Indeed, with many of these instances, there has often been at least an element of his truth in his claims. But for a candidate who has featured his business background and made much of his propensity for careful analysis of data, he is not always precise.
Not always precise? The Times must mean that, um, figuratively. Here's how Romney explains why no contemporaneous news accounts place him or his father at any of King's civil rights marches:
Mitt Romney acknowledged yesterday that he never saw his father march with Martin Luther King Jr. as he asserted in a nationally televised speech this month, and historical evidence shows that Michigan's Governor George Romney and the civil rights leader never did march together.
Romney said his father had told him he had marched with King and that he had been using the word "saw" in a "figurative sense." "
If you look at the literature, if you look at the dictionary, the term 'saw' includes being aware of in the sense I've described," Romney told reporters in Iowa. "It's a figure of speech and very familiar, and it's very common. And I saw my dad march with Martin Luther King. I did not see it with my own eyes, but I saw him in the sense of being aware of his participation in that great effort."
As Michael Dobbs, who writes The Washington Post's Fact Checker blog points out:
Mitt Romney was 16 years old in 1963 at the time that Martin Luther King organized a series of "Freedom Marches" through American cities, including Detroit. At the time, the Mormon Church, of which the Romneys were prominent members, still maintained an official ban on the full participation of African-Americans in religious rites, a ban that was not lifted until 1978. Nevertheless, the senior Romney sympathized with the Civil Rights movement and issued a proclamation in support of a civil rights march through Detroit in June attended by King.
According to researchers at the Martin Luther King Jr. Papers Project at Stanford University, George Romney declined to attend the first march on June 23, a Sunday, on the grounds that he would not take part in political activity on the Sabbath. Susan Englander, who is associate editor of the King papers, said that Romney participated in a different march six days later through the suburb of Grosse Pointe. She believes that it is unlikely that King was present on that occasion, as contemporaneous newspaper reports fail to mention him.

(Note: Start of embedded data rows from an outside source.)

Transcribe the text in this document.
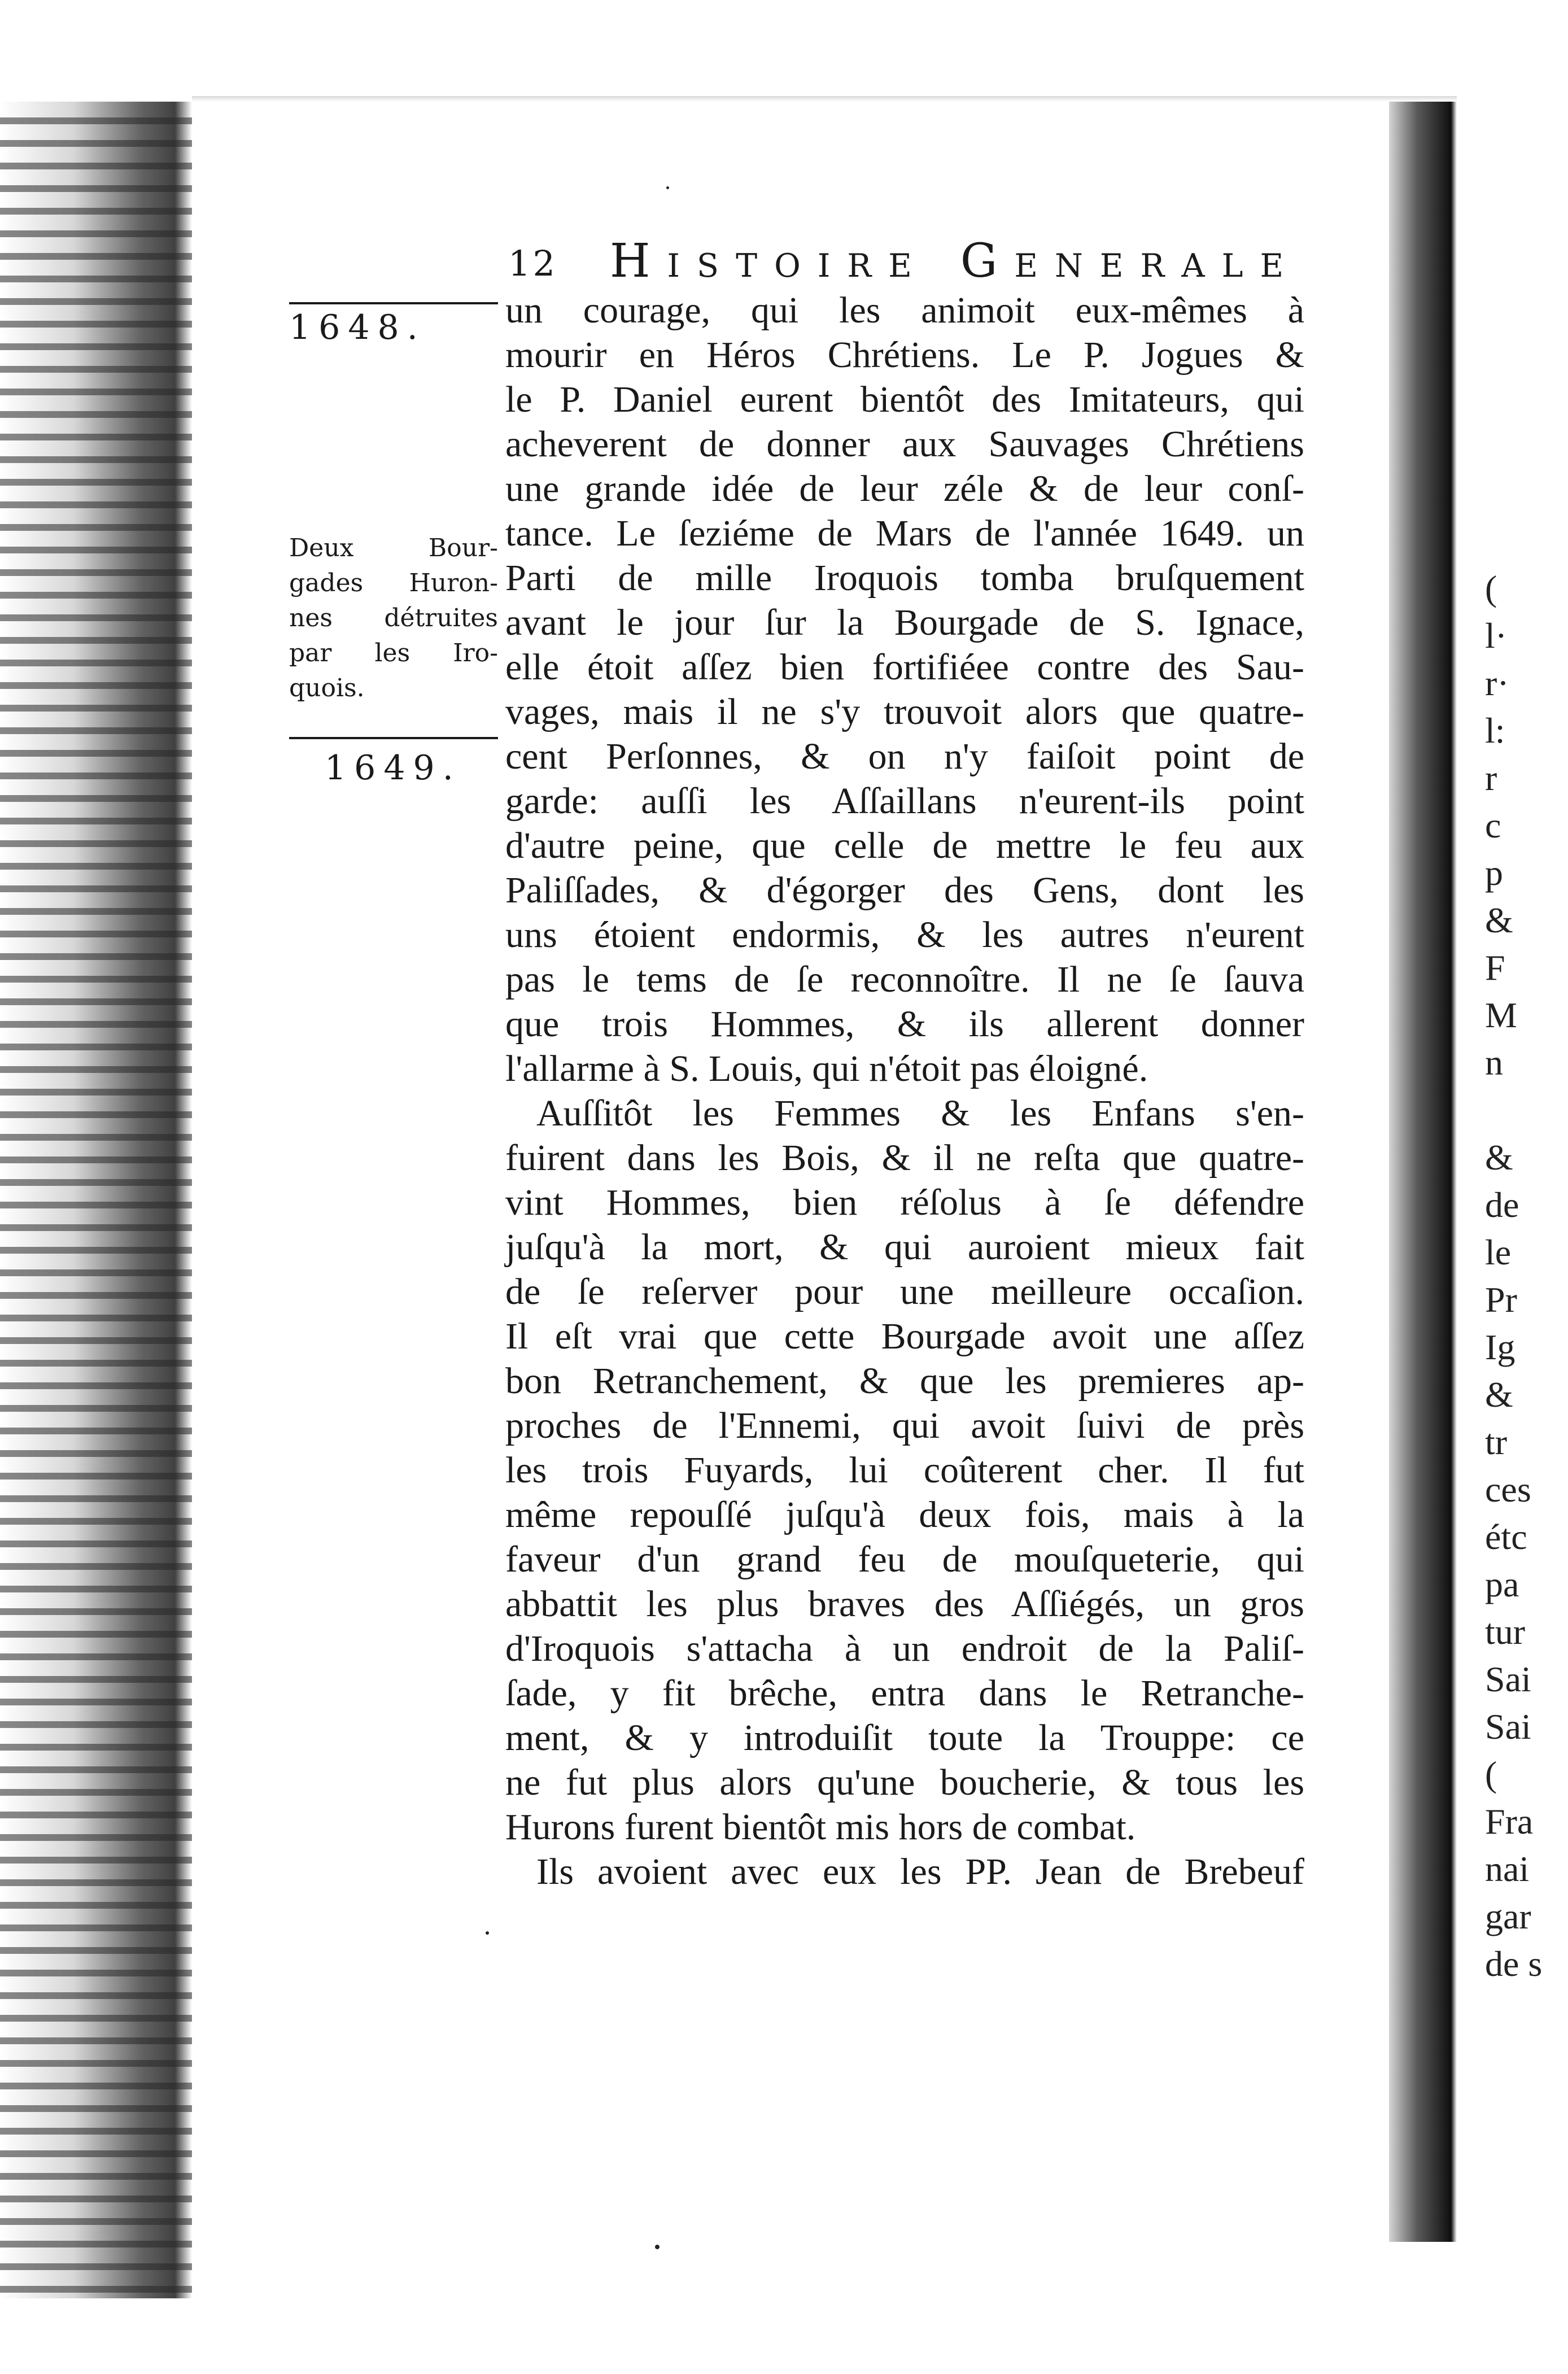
12 Histoire Generale
1648.
Deux Bour-
gades Huron-
nes détruites
par les Iro-
quois.
1649.
un courage, qui les animoit eux-mêmes à
mourir en Héros Chrétiens. Le P. Jogues &
le P. Daniel eurent bientôt des Imitateurs, qui
acheverent de donner aux Sauvages Chrétiens
une grande idée de leur zéle & de leur conſ-
tance. Le ſeziéme de Mars de l'année 1649. un
Parti de mille Iroquois tomba bruſquement
avant le jour ſur la Bourgade de S. Ignace,
elle étoit aſſez bien fortifiéee contre des Sau-
vages, mais il ne s'y trouvoit alors que quatre-
cent Perſonnes, & on n'y faiſoit point de
garde: auſſi les Aſſaillans n'eurent-ils point
d'autre peine, que celle de mettre le feu aux
Paliſſades, & d'égorger des Gens, dont les
uns étoient endormis, & les autres n'eurent
pas le tems de ſe reconnoître. Il ne ſe ſauva
que trois Hommes, & ils allerent donner
l'allarme à S. Louis, qui n'étoit pas éloigné.
Auſſitôt les Femmes & les Enfans s'en-
fuirent dans les Bois, & il ne reſta que quatre-
vint Hommes, bien réſolus à ſe défendre
juſqu'à la mort, & qui auroient mieux fait
de ſe reſerver pour une meilleure occaſion.
Il eſt vrai que cette Bourgade avoit une aſſez
bon Retranchement, & que les premieres ap-
proches de l'Ennemi, qui avoit ſuivi de près
les trois Fuyards, lui coûterent cher. Il fut
même repouſſé juſqu'à deux fois, mais à la
faveur d'un grand feu de mouſqueterie, qui
abbattit les plus braves des Aſſiégés, un gros
d'Iroquois s'attacha à un endroit de la Paliſ-
ſade, y fit brêche, entra dans le Retranche-
ment, & y introduiſit toute la Trouppe: ce
ne fut plus alors qu'une boucherie, & tous les
Hurons furent bientôt mis hors de combat.
Ils avoient avec eux les PP. Jean de Brebeuf
(
l·
r·
l:
r
c
p
&
F
M
n
&
de
le
Pr
Ig
&
tr
ces
étc
pa
tur
Sai
Sai
(
Fra
nai
gar
de s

Though the participation of the Romney père et fils at any of King's civil rights marches is a figment of the candidate's overactive imagination, he was nonetheless so moved by the thought of racism, that his eyes welled with tears (video) on NBC's "Meet the Press" as he recalled hearing a news report on this car radio in 1978 that the Mormon Church would no longer discriminate against blacks, telling Tim Russert that he "pulled over and literally wept."
That's not how Romney played this supposedly seminal moment during his unsuccessful 1994 race against Sen. Edward M. Kennedy, reports Boston Globe columnist Joan Vennochi:
Joseph P. Kennedy II, Kennedy's nephew and a congressman at the time, criticized the Mormon Church for its policy of racial exclusion. The Romney campaign angrily noted that the policy changed in 1978. Romney said he was greatly relieved, but said nothing about weeping for joy when he learned about it. During a press conference, Romney also accused Kennedy of betraying his brother John's victory in 1960 when JFK faced voter skepticism about his Catholic religion.